The most expensive piece of real estate that we may own is sweetness. As fortunate as we all may be while navigating through life, it would be far easier to let go of a quality that exudes vulnerability. Sweetness is usually not provoking, quite the contrary, but it may be catnip to some in this month of mischief. Like consideration or politeness, a kind disposition may come across as weakness to the wrong people. They see it as an invitation of an unsociable kind.
One may contemplate a life where sweetness goes underground, which could stir a Hallmark-ian imagination to think of hidden acts of charm. On the road, however, we see sweetness all the time: a father drives his dirt bike down a long driveway in South Jersey to get the mail which prompts whoops of glee with the hit of every bump from his toddler son who sits in his lap; a woman places dozens of small flags on a town hall lawn against a dewy sunrise downashore for Veterans Day unaware of passers-by; a mother alongside the Carranza Memorial in the heart of the Pinelands shares the story of the heroic aviator Captain Emilio Carranza with her daughters. Current examples come to mind: families and pets đŸ don costumes in town-and-city proud Halloween parades, a mother listens to her child play the flute on a family farm as they keep each other company during a pumpkin sale, and green-thumbed urbanites’ window boxes overflow with autumn rainbows of flowers New York City way.
The sweetest person whom I have known, and I am fortunate to know many, was our grandmother Helen, whose name meant “light”. Though she was exceedingly shy, people gravitated to her kindness and warmth. She was a five-star baker, a reflection of her Bavarian heritage, and the house we all lived in was full of the conversation and laughter of family and friends who often dropped in to visit at the cozy home by the firehouse in Vailsburg, Newark, where our grandfather was a firefighter before he retired. Despite having a large dining room table, we all gathered around the small Formica kitchen one. While the coffee brewed, the percolator often going haywire somehow, everyone gabbed in overlapping dialogue and non sequiturs like that fabulous family in “While You Were Sleeping,” taking leave only to sing songs around the player piano in the foyer. Casey had the girl with the strawberry curls, and our grandfather had his girl with her hazel green eyes.

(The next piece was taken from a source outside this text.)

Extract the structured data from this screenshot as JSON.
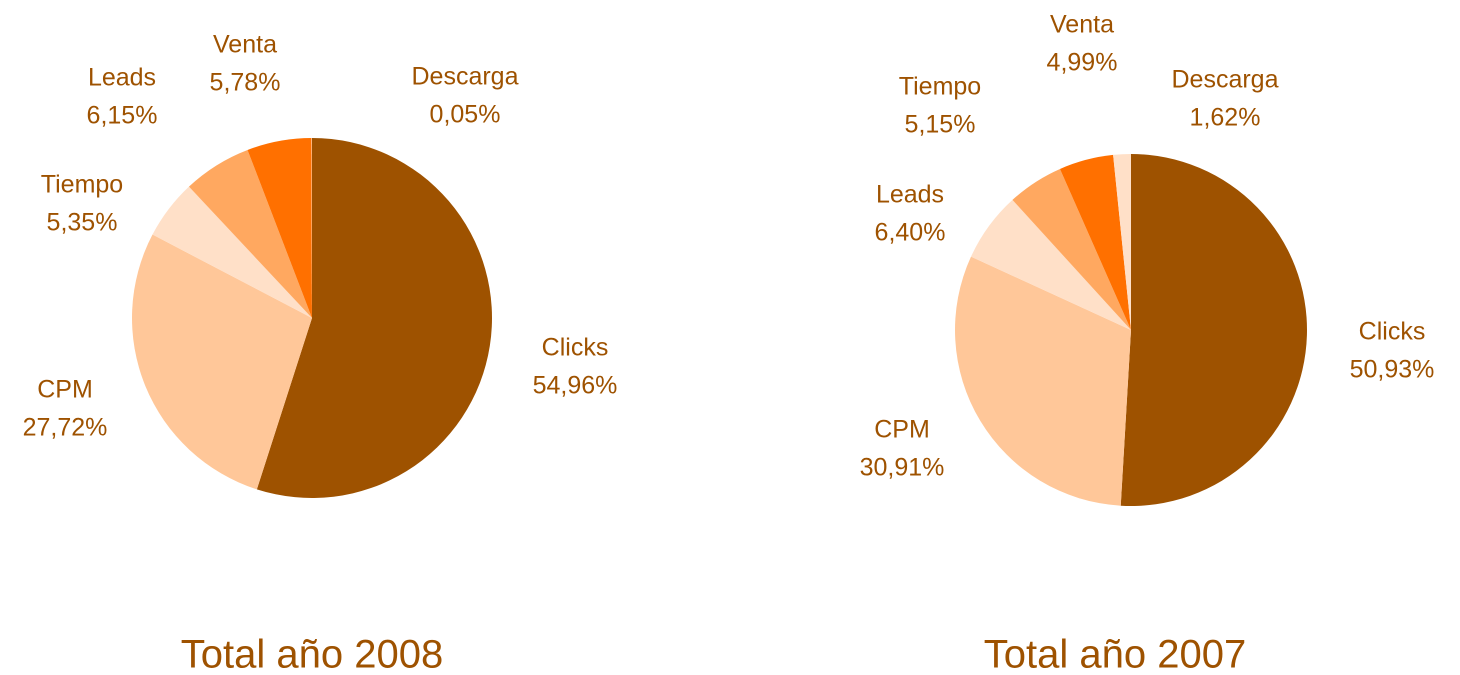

When a kind reserve was once mistaken as hesitation when I was a child, someone remarked to me, “You’re spending too much time with your grandmother,” meaning that I was becoming like her. My thought was and is, “I hope so.” In the way of the good having consideration over the bad in making life decisions, this is a roundabout avenue to arriving home to sweetness, no better place to be in this Anti-Bullying Month of October.